- UK theatrical poster
- Directed by: Buddy Giovinazzo
- Written by: Buddy Giovinazzo
- Starring: Tim Roth Deborah Kara Unger James Russo Catherine Kellner
- Cinematography: Claudia Raschke
- Edited by: Stanley Warnow
- Music by: Rick Giovinazzo
- Release date: 1996;
- Country: United States
- Language: English

= No Way Home (1996 film) =

No Way Home is a 1996 American crime drama film written and directed by Buddy Giovinazzo.

==Plot==
Joey was convicted of killing a shop-owner during a botched burglary and serves a six years sentence. His prison term leaves him with many mental and physical scars due to assaults he suffered.

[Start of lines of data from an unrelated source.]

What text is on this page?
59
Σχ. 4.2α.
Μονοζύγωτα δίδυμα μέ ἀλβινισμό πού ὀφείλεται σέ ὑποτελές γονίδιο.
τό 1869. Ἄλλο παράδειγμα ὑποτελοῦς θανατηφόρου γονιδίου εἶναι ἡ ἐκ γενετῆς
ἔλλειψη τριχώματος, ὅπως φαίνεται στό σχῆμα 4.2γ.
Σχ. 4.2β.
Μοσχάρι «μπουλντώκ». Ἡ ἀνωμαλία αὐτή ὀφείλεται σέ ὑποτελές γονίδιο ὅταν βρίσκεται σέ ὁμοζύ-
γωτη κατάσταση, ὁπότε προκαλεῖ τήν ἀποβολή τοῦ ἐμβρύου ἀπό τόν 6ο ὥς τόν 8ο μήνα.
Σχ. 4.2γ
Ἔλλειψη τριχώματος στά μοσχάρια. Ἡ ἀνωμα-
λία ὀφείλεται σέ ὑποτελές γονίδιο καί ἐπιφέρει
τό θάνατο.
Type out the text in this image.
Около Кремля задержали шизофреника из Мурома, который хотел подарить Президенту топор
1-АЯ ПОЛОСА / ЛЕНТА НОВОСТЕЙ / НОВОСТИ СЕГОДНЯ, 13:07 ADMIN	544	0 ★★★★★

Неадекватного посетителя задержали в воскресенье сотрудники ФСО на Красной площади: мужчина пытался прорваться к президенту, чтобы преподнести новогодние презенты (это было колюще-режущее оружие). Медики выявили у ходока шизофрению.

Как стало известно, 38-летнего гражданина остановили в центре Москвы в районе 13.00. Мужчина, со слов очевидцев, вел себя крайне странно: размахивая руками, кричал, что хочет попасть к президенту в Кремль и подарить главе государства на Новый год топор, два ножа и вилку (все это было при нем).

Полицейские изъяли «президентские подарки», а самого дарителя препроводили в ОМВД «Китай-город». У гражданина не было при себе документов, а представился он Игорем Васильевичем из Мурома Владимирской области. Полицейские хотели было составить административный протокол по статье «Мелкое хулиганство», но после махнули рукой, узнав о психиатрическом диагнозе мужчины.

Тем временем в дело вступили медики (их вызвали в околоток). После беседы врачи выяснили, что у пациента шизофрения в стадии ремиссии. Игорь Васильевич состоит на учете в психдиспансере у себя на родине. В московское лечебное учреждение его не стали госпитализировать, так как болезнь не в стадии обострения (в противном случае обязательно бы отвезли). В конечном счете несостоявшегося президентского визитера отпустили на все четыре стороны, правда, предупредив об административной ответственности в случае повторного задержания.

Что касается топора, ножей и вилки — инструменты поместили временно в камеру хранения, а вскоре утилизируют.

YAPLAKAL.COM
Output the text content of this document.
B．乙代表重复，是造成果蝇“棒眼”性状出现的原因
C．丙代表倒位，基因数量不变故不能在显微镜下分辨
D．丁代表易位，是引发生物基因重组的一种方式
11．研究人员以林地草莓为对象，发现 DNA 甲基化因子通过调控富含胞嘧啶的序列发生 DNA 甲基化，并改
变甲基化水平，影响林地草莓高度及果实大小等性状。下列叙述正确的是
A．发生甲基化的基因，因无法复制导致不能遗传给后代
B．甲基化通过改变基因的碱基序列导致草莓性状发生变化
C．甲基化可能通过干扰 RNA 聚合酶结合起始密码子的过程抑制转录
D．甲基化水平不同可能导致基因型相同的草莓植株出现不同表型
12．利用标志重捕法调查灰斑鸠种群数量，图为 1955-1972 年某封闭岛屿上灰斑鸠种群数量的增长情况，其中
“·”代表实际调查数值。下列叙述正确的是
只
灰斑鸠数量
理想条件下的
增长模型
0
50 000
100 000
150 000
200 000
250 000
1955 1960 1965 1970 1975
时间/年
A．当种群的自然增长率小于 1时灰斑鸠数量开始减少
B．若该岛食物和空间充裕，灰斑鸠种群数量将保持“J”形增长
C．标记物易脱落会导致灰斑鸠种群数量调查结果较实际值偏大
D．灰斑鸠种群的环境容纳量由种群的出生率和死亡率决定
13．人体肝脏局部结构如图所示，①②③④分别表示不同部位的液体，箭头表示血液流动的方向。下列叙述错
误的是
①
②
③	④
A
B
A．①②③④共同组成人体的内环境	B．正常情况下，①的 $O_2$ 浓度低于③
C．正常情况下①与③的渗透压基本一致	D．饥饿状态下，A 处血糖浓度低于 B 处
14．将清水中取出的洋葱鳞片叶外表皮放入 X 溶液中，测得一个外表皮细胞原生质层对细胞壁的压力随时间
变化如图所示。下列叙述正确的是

Upon release, Joey is determined to abandon prison. He seeks out his elder brother, Tommy, and meets his new wife Lorraine, a beautiful blonde who is initially distrustful of Joey. Joey discovers that Tommy has gotten involved with drug dealing. Meanwhile, Lorraine and Joey develop a special relationship.

==Cast==
- Tim Roth as Joey Larabito
- James Russo as Tommy Larabito
- Deborah Kara Unger as Lorraine Larabito
- Joseph Ragno as Ralphie
- Catherine Kellner as Denise
- Saul Stein as Brick

==Reception==
Ken Eisner of Variety critiqued the film, writing that the film "is both too bleak and too familiar to spark much mainstream interest" while also praising Tim Roth and Deborah Kara Unger. Meanwhile, The Guardian wrote that the title, "No Way Home", should be "No Big Deal" as it may describe it better.

==Legacy==
In 2020, the Fantasia International Film Festival premiered a 4K Restoration of the film. The restoration was done by Severin Films.